2012: un annus orribilis

L’anno che si sta per chiudere è stato un anno davvero molto duro per l’economia italiana. E il 2013, malgrado le dichiarazioni dei politici di governo, non sarà tanto migliore.

Il fatto che siamo in recessione è noto a tutti, anche senza leggere i dati ufficiali.

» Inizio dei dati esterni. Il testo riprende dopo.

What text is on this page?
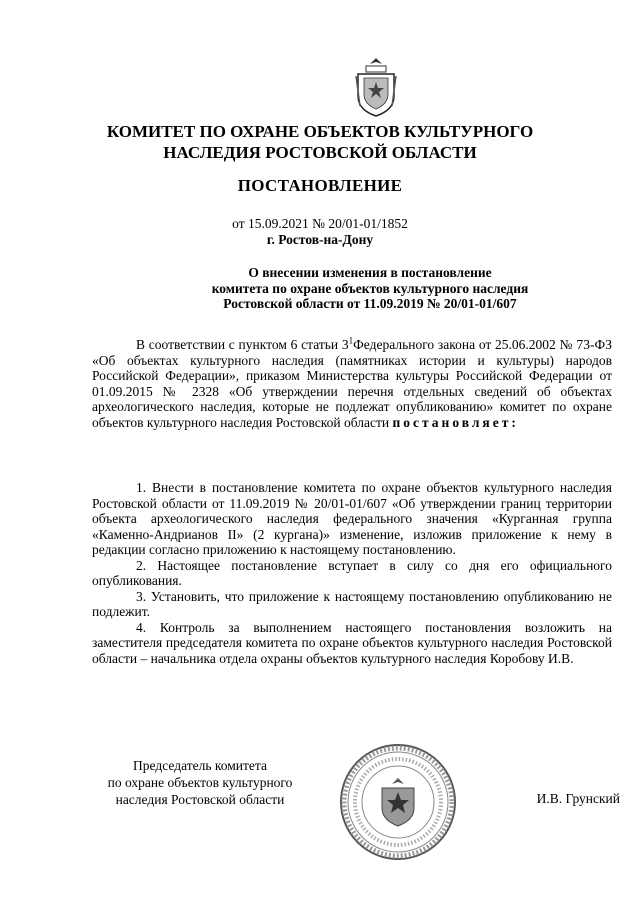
КОМИТЕТ ПО ОХРАНЕ ОБЪЕКТОВ КУЛЬТУРНОГО
НАСЛЕДИЯ РОСТОВСКОЙ ОБЛАСТИ
ПОСТАНОВЛЕНИЕ
от 15.09.2021 № 20/01-01/1852
г. Ростов-на-Дону
О внесении изменения в постановление
комитета по охране объектов культурного наследия
Ростовской области от 11.09.2019 № 20/01-01/607
В соответствии с пунктом 6 статьи $3^1Федерального$ закона от 25.06.2002 № 73-ФЗ «Об объектах культурного наследия (памятниках истории и культуры) народов Российской Федерации», приказом Министерства культуры Российской Федерации от 01.09.2015 № 2328 «Об утверждении перечня отдельных сведений об объектах археологического наследия, которые не подлежат опубликованию» комитет по охране объектов культурного наследия Ростовской области постановляет:

1. Внести в постановление комитета по охране объектов культурного наследия Ростовской области от 11.09.2019 № 20/01-01/607 «Об утверждении границ территории объекта археологического наследия федерального значения «Курганная группа «Каменно-Андрианов II» (2 кургана)» изменение, изложив приложение к нему в редакции согласно приложению к настоящему постановлению.

2. Настоящее постановление вступает в силу со дня его официального опубликования.

3. Установить, что приложение к настоящему постановлению опубликованию не подлежит.

4. Контроль за выполнением настоящего постановления возложить на заместителя председателя комитета по охране объектов культурного наследия Ростовской области – начальника отдела охраны объектов культурного наследия Коробову И.В.

Председатель комитета
по охране объектов культурного
наследия Ростовской области	И.В. Грунский
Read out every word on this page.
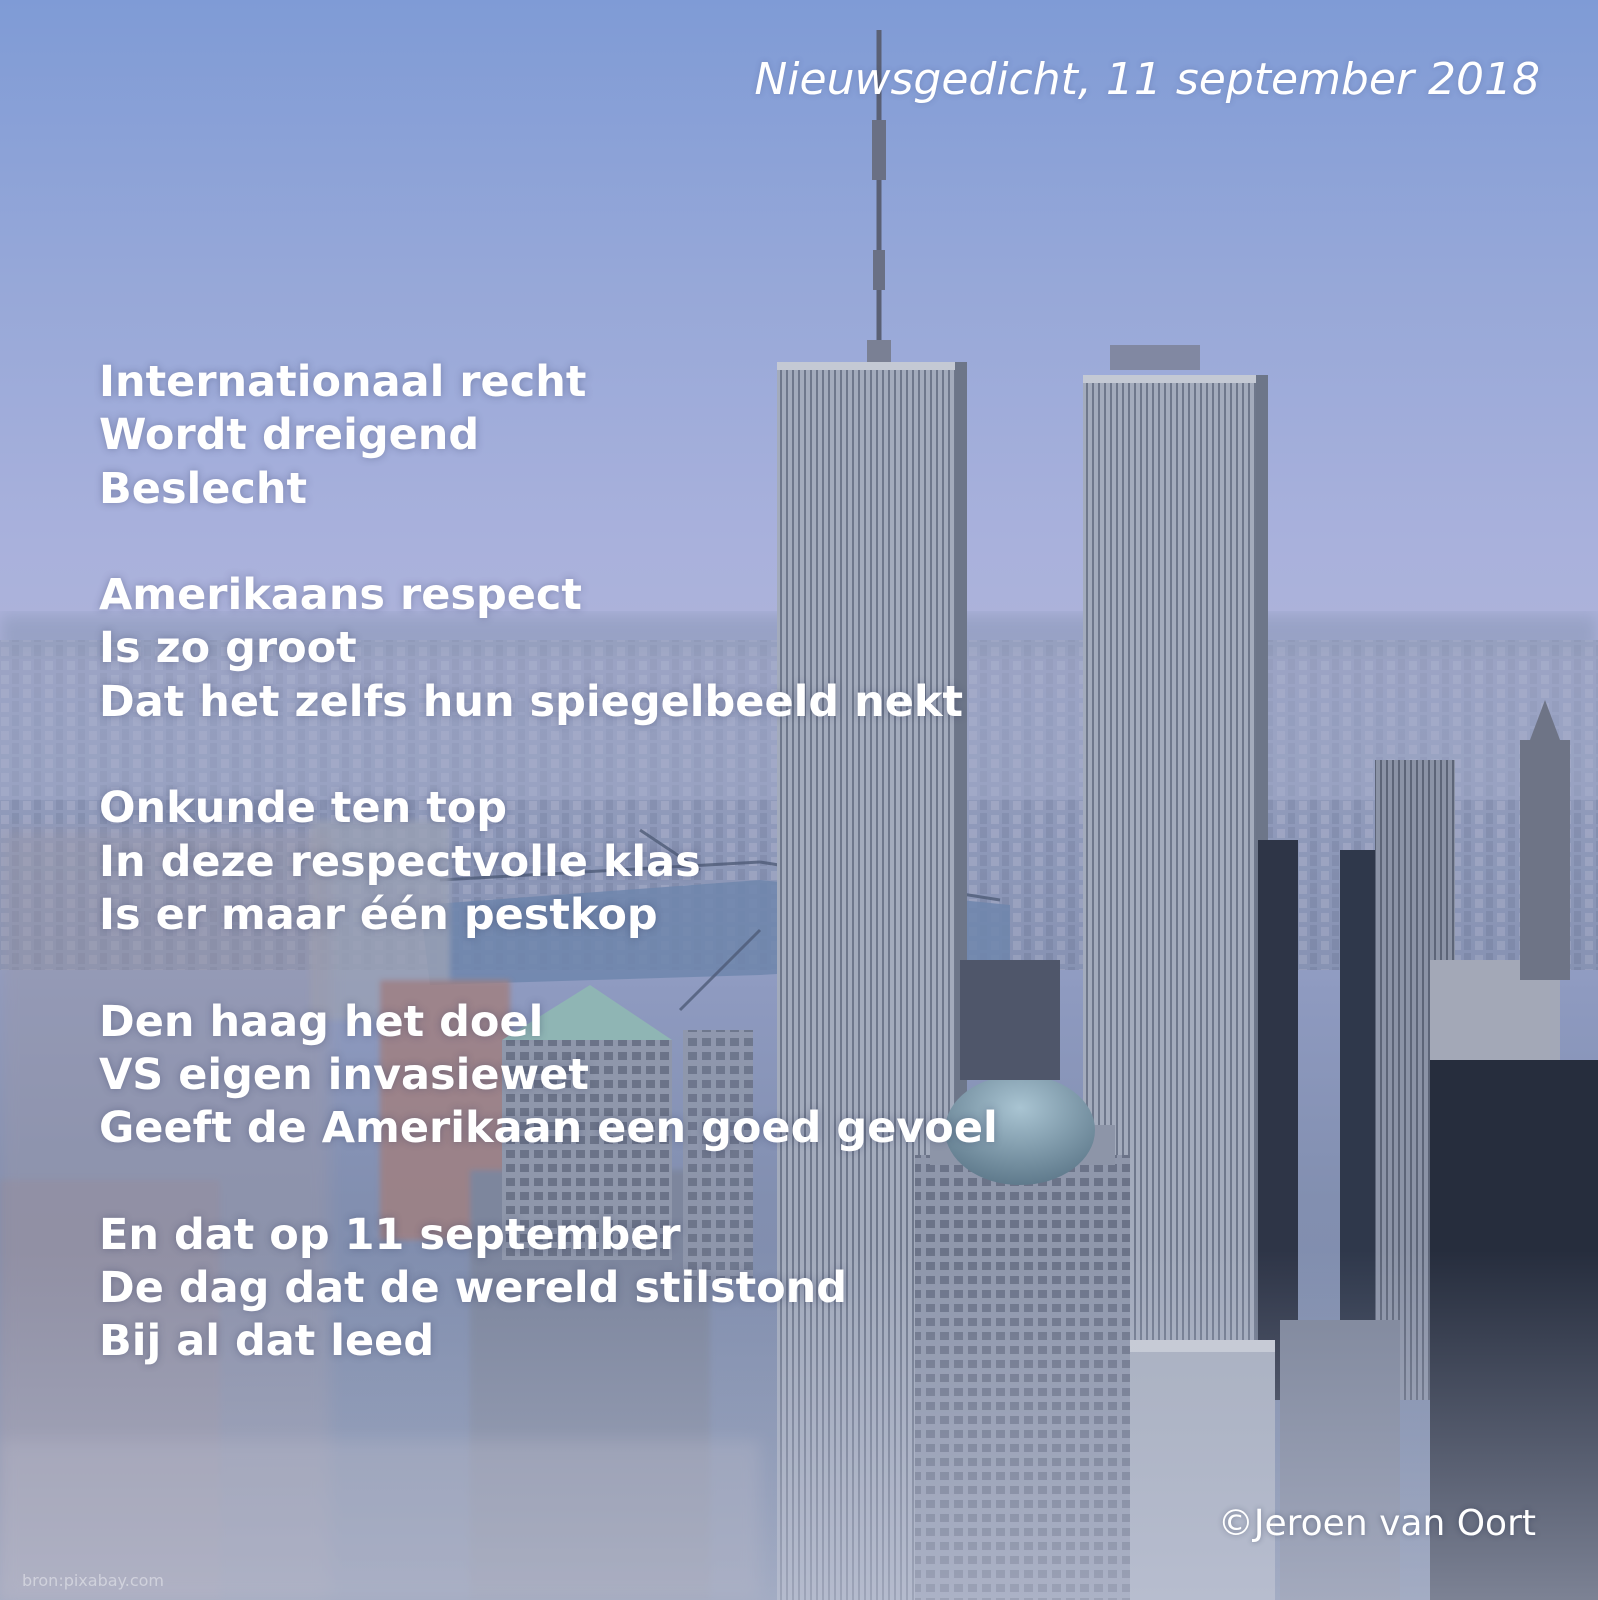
Nieuwsgedicht, 11 september 2018
Internationaal recht
Wordt dreigend
Beslecht
Amerikaans respect
Is zo groot
Dat het zelfs hun spiegelbeeld nekt
Onkunde ten top
In deze respectvolle klas
Is er maar één pestkop
Den haag het doel
VS eigen invasiewet
Geeft de Amerikaan een goed gevoel
En dat op 11 september
De dag dat de wereld stilstond
Bij al dat leed
©Jeroen van Oort
bron:pixabay.com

Ma dare uno sguardo ai dati dell’ISTAT porta comunque ad un brivido: nel 2012 l’economia italiana scenderà del 2,3%. Un crollo vero e proprio che ci ha portato ad una contrazione netta del reddito disponibile per le famiglie e ad  un aumento della disoccupazione, soprattutto tra i giovani che non vengono tutelati in nessun modo.

crisi anno 2013

E le previsioni, sempre fatte dall’ISTAT, per il 2013 non sono certo migliori: l’anno prossimo la disastrata economia italiana subirà un’ulteriore contrazione del PIL, dello 0,5%.

Può sembrare un dato non tanto negativo, ma dobbiamo ricordare che l’economia italiana è già stata ridotta all’osso: da 20 anni praticamente non cresce, l’industria è stata abbondantemente delocalizzata in paesi che offrono condizioni competitive migliori, i grandi capitali e le eccellenze progettuali sono fuggite in paesi fiscalmente e giuridicamente più razionali. Di fatto l’economia italiana è stata già spolpata, non può contrarsi di più perché ormai la maggior parte dei servizi e dei prodotti venduti sono essenziali.

Ma gli investimenti si contraggono sempre di più: dopo tutto è l’ISTAT stessa a certificare che, di fatto, investire in Italia non conviene perché non c’è alcun ritorno sul capitale.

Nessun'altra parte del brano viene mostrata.